Publicada: 20 /03/19
Lo primero que siento con el 24 de marzo es que se conmemora una fecha que, en realidad, debería conmemorarse todos los días desde el golpe de Estado de 1976, o sea, desde hace 43 años. Tenemos la necesidad de reafirmar la lucha y el trabajo sobre ese pasado oscuro. Y más hoy, donde el gobierno de turno va a contrapelo de la Memoria, la Verdad y la Justicia. Dicha consigna debería tener una vigencia mayor. No hay que claudicar los esfuerzos: es en estos tiempos difíciles para la lucha de los derechos humanos donde sabemos quiénes están de un lado y quiénes están del otro.
Hay que tener memoria para no repetir, y eso no significa que el poder vuelva a usar los mismos métodos que la dictadura cívico militar. Pero sí encontramos en el macrismo los ecos y las resonancias en torno al disciplinamiento social y al borramiento del otro. La memoria debería estar más activa que nunca, y ése es el desafío, porque cuando aparece la respuesta colectiva se alza una intensidad que produce efectos multiplicadores. Ya lo vivimos en la marcha por el 2 por 1.
Entonces, creo, de eso se trata la resistencia. Y así lo vivo personalmente después de dos años de pasar de lo privado a lo público, de haber ingresado en la vida pública, de aferrarme con mucha fuerza a lo colectivo después de tanta soledad.
Desde el momento donde mi testimonio se hizo público, esos procesos ya no son solamente íntimos: se articulan en lo cotidiano con protagonistas de la lucha colectiva, con aquellos y aquellas que una se encuentra en la calle y en los espacios políticos en común.
La irrupción de las voces de los hijas e hijos de genocidas, inesperada por la sociedad, ha tenido una recepción positiva. Es una voz colectiva inédita, y son esos actos de hijas e hijos, sobre todo mayormente de hijas, que son las que encabezan la lucha, los que se afirman en contraposición al horror.

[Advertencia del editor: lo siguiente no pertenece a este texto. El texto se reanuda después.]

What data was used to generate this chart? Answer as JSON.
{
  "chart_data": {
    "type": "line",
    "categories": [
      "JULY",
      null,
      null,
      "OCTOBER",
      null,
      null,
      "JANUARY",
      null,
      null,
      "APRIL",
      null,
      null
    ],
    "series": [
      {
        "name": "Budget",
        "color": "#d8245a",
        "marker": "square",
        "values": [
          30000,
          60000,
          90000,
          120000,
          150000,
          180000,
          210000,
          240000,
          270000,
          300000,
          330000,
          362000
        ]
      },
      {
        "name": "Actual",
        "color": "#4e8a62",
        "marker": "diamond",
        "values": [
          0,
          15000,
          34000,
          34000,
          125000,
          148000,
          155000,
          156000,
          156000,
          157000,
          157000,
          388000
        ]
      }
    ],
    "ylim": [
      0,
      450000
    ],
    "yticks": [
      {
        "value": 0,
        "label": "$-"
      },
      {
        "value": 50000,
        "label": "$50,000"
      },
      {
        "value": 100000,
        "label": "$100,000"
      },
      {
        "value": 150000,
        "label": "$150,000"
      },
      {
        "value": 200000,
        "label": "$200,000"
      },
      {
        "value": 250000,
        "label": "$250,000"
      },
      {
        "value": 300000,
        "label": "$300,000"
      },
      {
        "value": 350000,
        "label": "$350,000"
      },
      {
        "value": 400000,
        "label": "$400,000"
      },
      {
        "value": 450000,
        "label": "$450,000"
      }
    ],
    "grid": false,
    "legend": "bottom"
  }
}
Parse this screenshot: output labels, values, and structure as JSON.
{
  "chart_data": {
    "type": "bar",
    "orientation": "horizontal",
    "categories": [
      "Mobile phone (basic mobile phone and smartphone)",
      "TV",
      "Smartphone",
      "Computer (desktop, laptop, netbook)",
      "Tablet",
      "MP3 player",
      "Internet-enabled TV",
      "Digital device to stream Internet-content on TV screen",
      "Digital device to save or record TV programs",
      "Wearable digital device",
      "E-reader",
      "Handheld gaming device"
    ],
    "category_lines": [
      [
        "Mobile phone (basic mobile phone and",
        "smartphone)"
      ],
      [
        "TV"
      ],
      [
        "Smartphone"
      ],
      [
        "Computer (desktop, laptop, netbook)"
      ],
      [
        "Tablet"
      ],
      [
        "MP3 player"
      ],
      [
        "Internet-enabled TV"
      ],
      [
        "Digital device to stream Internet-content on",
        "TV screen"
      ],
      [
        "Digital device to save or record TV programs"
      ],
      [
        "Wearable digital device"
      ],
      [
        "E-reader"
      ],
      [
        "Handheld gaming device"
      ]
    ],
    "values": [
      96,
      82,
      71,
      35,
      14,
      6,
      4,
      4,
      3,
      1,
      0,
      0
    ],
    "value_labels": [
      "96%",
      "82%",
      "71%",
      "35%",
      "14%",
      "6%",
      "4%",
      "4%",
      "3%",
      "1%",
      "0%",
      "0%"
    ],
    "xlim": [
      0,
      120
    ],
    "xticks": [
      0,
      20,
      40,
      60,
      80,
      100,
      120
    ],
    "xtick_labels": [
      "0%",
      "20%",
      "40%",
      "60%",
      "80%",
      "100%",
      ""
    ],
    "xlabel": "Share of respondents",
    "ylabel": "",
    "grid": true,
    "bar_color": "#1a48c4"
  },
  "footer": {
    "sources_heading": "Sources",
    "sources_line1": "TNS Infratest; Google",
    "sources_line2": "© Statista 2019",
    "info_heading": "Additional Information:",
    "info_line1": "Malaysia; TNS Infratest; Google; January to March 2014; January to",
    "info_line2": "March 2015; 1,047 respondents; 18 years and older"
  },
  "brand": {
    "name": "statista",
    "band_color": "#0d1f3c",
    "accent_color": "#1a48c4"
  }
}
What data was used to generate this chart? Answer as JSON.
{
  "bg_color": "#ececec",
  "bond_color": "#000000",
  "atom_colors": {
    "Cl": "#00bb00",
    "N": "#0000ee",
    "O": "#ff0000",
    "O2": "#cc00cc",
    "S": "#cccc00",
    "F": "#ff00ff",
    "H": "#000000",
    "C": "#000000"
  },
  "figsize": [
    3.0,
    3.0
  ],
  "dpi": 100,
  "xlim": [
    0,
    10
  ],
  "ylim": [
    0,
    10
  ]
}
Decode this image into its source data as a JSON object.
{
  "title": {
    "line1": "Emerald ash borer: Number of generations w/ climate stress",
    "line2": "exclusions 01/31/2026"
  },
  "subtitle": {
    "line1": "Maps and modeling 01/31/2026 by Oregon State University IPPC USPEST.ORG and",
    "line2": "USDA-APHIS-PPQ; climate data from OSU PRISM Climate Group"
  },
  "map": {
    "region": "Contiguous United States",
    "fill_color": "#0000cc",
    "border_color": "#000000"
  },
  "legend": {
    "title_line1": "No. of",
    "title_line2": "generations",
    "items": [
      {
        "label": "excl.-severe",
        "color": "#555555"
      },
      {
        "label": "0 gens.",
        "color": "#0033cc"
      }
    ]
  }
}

Es un acto definitivamente ético, y lo que demostramos es que hemos ido más allá de un padre: implica un trabajo psíquico enorme, es desandar las coordenadas de una tradición, que es la tradición familiar, sostenida por mandatos de silencio. Eso es lo que desobedecemos. Y ése el gesto político.
La corporación patriarcal hace pactos. Los niños reciben mandatos. Entonces romper con ese silencio de tantos años implica poder pasar a otra cosa. Y por eso es que, mientras los distintos colectivos de hijos e hijas de genocidas se afirman en el tiempo, también siguen apareciendo cada vez más voces que repudian el accionar de sus padres represores.
La gran transformación es cuando uno toma conciencia que porta un apellido que no lo representa como ser humano. Etchecolatz no era un enfermo, era un tipo cruel que estuvo al servicio de una maquinaria del horror. Con un tipo así, o sos sumiso, o te enfrentás. Yo elegí enfrentarlo y cambiar mi apellido, desheredarme. Por eso me afirmo como ex hija de un genocida. Y es lo que ocurre cada vez más en otros hijos e hijas.
En definitiva, se trata de comprender cómo esos genocidas fueron parte de una maquinaria estatal que consolidó el exterminio del otro. Somos pura potencia. Ninguna tibieza. No hubiéramos logrado esto con tibieza, teníamos figuras demasiado potentes para confrontar. No más impunidad para esos seres que habitaron la crueldad, que quebraron un engranaje social. No permitamos que se borre la marca del horror, sigamos luchando por justicia, no dejemos que este gobierno arrase el tejido social con su máscara democrática.